How Is The Unemployment Rate Calculated?
By Brad Eldredge, Senior Economist — revised November 18, 2005
In simple terms, the unemployment rate is the number of people looking for work divided by the total number of people in the labor force.
The national unemployment rate is computed solely from the Current Population Survey (CPS) of about 60,000 households conducted by the Census Bureau. Residents of selected households are interviewed about their work experience. From these responses, the Bureau of Labor Statistics then estimates the size of the labor force and the number of people who are jobless.
Montana's unemployment rate and the rates for its individual labor market areas are computed by the Research and Analysis Bureau, Department of Labor and Industry in conjunction with the Bureau of Labor Statistics.
Montana's CPS survey includes 431 households, which is to small a sample to calculate unemployment rate with a reasonable margin of error. Additional information must be used to determine the state's unemployment rate, including the number of nonagricultural jobs in the state and the number of people getting unemployment insurance benefits. This data is entered into a statistical model that produces Montana's labor force estimates.
Individual county, city and metropolitan area rates require even more information. Analysts estimate:
- How many agricultural workers are employed
- How many people are self-employed, unpaid family workers, or working in private households
- The number of people getting unemployment insurance
- Those who have exhausted their unemployment benefits but may still be out of work
- The number of newcomers and people re-entering the workforce
- Agricultural unemployment
These estimates are entered into the model.
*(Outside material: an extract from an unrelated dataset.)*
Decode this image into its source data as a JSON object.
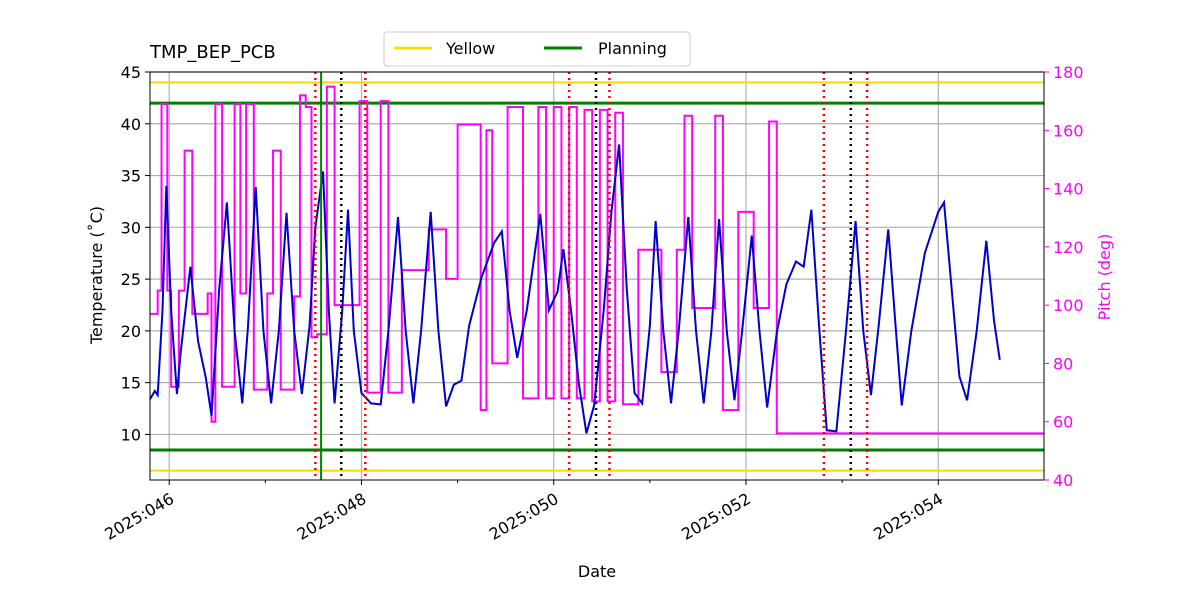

A complex mathematical process called "additivity" is used to make the numbers for the labor market areas match the state total.
Unemployment estimates are revised on a monthly and yearly basis as updated information becomes available. This includes updated information for census, unemployment claims, household surveys, and employment information.
Most economists agree that a rate around 4.5 percent constitutes full employment — the point at which the number of available jobs matches the number of people seeking work. If unemployment rates drop below the full employment level, a labor market may begin to experience labor shortages and upward pressure on wages.
The unemployment rate has specific limitations. It can't differentiate between full-time and part-time jobs. It doesn't account for people who are underemployed, or working in jobs for which they are overqualified because they can't find a good job. It won't tell you how many people have become so discouraged in their job search that they have given up hope of finding a job.
Economists concede that there is a margin of error in the rate calculation. Currently, Montana’s statewide unemployment rate estimate has a margin of error of +/- 0.8%. Because of budget limitations, the Bureau of Labor Statistics cannot conduct household surveys in each labor market. Rates for small areas are less precise than larger areas. Although it's not 100 percent accurate, the unemployment rate provides a reasonable approximation of what it is supposed to measure. All states use the same method of calculating the unemployment rate, so rates are comparable across the nation.